Token Lists

  • Name: Token Lists
  • URL: https://github.com/Uniswap/token-lists
  • Category: token-metadata schema standard / token-discoverability infrastructure / publisher-reputation list format
  • Summary: Token Lists is best understood not as a token directory or a Uniswap convenience feature, but as a schema-and-distribution standard that tries to separate token discovery from single-interface gatekeeping. Its primary materials make the stack unusually legible: list authors publish machine-readable token metadata, hosts attach reputation through ENS/IPFS/HTTPS endpoints they control, the schema constrains how tokens, tags, keywords, and extensions are represented, semantic-versioning compresses update diffs for clients, and downstream interfaces decide which lists or combinations of lists to trust.
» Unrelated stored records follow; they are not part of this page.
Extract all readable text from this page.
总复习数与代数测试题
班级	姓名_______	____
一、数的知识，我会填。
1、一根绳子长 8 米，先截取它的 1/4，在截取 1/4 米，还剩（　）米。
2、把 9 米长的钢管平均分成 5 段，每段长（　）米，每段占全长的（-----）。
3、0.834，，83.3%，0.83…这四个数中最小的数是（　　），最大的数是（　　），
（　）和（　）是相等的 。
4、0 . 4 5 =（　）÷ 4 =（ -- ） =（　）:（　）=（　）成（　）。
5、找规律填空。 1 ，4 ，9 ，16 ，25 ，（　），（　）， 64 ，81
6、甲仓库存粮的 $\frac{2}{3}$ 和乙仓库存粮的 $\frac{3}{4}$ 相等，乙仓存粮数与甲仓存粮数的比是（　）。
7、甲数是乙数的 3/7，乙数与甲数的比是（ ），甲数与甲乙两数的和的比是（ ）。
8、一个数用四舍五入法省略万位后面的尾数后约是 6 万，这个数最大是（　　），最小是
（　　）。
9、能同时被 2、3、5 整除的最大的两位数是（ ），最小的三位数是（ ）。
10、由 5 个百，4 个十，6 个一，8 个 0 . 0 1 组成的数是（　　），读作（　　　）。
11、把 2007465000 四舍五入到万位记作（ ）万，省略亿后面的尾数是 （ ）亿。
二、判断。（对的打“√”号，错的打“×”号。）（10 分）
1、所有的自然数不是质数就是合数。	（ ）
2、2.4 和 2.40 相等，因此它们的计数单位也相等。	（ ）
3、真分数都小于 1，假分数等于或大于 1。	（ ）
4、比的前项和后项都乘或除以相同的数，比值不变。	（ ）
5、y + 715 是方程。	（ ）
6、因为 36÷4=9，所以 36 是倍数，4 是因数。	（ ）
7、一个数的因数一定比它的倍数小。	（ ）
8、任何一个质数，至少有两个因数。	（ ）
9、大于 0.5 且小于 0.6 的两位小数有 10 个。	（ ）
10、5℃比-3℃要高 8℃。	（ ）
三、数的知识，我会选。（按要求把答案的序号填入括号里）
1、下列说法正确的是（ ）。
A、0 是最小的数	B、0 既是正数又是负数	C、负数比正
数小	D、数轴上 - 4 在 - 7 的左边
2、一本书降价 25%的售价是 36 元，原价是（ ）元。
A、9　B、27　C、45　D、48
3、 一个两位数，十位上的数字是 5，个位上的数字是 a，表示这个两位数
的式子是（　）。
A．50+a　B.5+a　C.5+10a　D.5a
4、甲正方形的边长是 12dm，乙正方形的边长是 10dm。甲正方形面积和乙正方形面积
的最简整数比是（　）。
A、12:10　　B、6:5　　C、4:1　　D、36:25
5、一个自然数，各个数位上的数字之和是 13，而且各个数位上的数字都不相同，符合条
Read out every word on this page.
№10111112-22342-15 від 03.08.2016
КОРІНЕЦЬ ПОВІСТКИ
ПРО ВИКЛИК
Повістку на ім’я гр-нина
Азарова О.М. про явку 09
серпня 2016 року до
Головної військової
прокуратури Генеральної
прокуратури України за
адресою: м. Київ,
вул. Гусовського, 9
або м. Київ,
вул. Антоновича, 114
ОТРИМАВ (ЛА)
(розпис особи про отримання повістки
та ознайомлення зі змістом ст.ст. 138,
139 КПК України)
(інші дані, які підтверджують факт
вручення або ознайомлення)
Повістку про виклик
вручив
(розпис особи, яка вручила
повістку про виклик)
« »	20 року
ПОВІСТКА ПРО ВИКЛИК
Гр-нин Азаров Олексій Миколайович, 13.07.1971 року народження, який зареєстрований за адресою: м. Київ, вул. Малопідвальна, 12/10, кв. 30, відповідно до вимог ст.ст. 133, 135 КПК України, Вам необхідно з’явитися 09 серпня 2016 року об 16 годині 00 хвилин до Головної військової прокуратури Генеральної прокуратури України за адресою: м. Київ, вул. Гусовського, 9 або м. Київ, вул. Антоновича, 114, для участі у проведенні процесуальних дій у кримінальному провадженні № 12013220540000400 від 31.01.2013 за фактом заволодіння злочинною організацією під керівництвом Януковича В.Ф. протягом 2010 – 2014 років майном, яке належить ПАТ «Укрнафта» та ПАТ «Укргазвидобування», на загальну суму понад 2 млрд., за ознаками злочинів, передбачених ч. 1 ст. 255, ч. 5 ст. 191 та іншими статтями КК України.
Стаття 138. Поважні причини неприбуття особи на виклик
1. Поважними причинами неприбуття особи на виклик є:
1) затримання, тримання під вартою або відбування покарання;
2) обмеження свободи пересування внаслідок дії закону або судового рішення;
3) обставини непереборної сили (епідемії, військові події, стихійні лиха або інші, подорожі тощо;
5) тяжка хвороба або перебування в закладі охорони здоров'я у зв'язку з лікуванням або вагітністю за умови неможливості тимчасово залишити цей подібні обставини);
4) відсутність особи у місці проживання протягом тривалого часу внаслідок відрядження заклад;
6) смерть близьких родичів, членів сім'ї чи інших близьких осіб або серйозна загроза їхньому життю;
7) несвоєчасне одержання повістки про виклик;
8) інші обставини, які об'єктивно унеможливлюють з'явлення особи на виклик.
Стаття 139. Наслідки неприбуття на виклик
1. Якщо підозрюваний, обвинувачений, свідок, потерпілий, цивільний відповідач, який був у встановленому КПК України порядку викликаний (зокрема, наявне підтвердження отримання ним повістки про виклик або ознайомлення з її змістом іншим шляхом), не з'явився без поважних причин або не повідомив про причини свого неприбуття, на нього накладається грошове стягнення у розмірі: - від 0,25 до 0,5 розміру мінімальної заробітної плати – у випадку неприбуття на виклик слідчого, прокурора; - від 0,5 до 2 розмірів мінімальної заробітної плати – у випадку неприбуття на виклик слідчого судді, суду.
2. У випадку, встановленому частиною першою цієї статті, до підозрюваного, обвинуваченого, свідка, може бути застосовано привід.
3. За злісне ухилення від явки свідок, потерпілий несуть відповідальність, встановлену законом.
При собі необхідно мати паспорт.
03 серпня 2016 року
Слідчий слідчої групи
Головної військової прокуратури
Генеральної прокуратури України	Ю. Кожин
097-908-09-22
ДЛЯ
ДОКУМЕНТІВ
That makes Token Lists a useful comparison point for Kleros Tokens Registry, app-maintained allowlists, and token directories: the real control surface is not just which tokens are shown, but who publishes a list, how identity is attached to that list, what metadata the schema makes canonical, and how downstream wallets and DEX frontends aggregate or privilege competing publishers.
  • What it does:
    • Defines a JSON schema for lists of token metadata that dApp interfaces can import and validate
    • Standardizes core token fields such as chain ID, address, decimals, name, symbol, optional logo URI, tags, and extension metadata
    • Gives list publishers a reusable format for distributing token sets over ENS, IPFS, or HTTPS rather than through one frontend’s hardcoded default list
    • Uses semantic versioning conventions so clients can reason about additions, removals, and metadata changes across list updates
    • Supports higher-level list discovery through list-level names, timestamps, keywords, tags, logos, and websites like tokenlists.org
  • Key claims:
    • The specification README states that any project can create and maintain a token list as long as it follows the schema, which makes Token Lists a standard for publisher-authored token metadata rather than a single registry.
    • The launch post is analytically valuable because it states the goal directly: decouple discovery and reputation from gatekeeping by letting projects publish their own lists and letting interfaces decide how to combine them.
    • The same launch materials make a useful trust split explicit: projects attach reputation to lists by hosting them on domains or ENS names they control, while interfaces can import one list, many lists, or threshold combinations such as m out of n reputable publishers.
    • The schema itself exposes important lower-level control surfaces that generic token list discussions usually flatten away: required token metadata, optional tags and keywords, vendor-specific extensions, optional tokenMap indexing, and list-level semantic versioning.
    • The README is also careful to say list versioning improves UX but is not a security guarantee. That matters because it means trust remains rooted in publisher identity and client-side diffing policy rather than in semver alone.
    • Token Lists belongs in the active corpus because it gives the library a non-challenge-based baseline for token curation and discovery. In contrast to Kleros-style challenged registries, it routes authority through publisher reputation, hosting identity, schema compatibility, and downstream client import policy.
    • The strongest follow-on comparison questions are how publisher-hosted token lists compare with challengeable token registries, and when open standards actually decentralize discovery versus just shifting soft power into major list publishers and the interfaces that choose default imports.
  • Whitepaper: There is no canonical standalone whitepaper. The strongest primary materials for this pass were the Token Lists specification README, the JSON schema itself, the Uniswap launch post, and the tokenlists.org website repository; see ../whitepapers/token-lists-primary-sources-2026-05-12.md.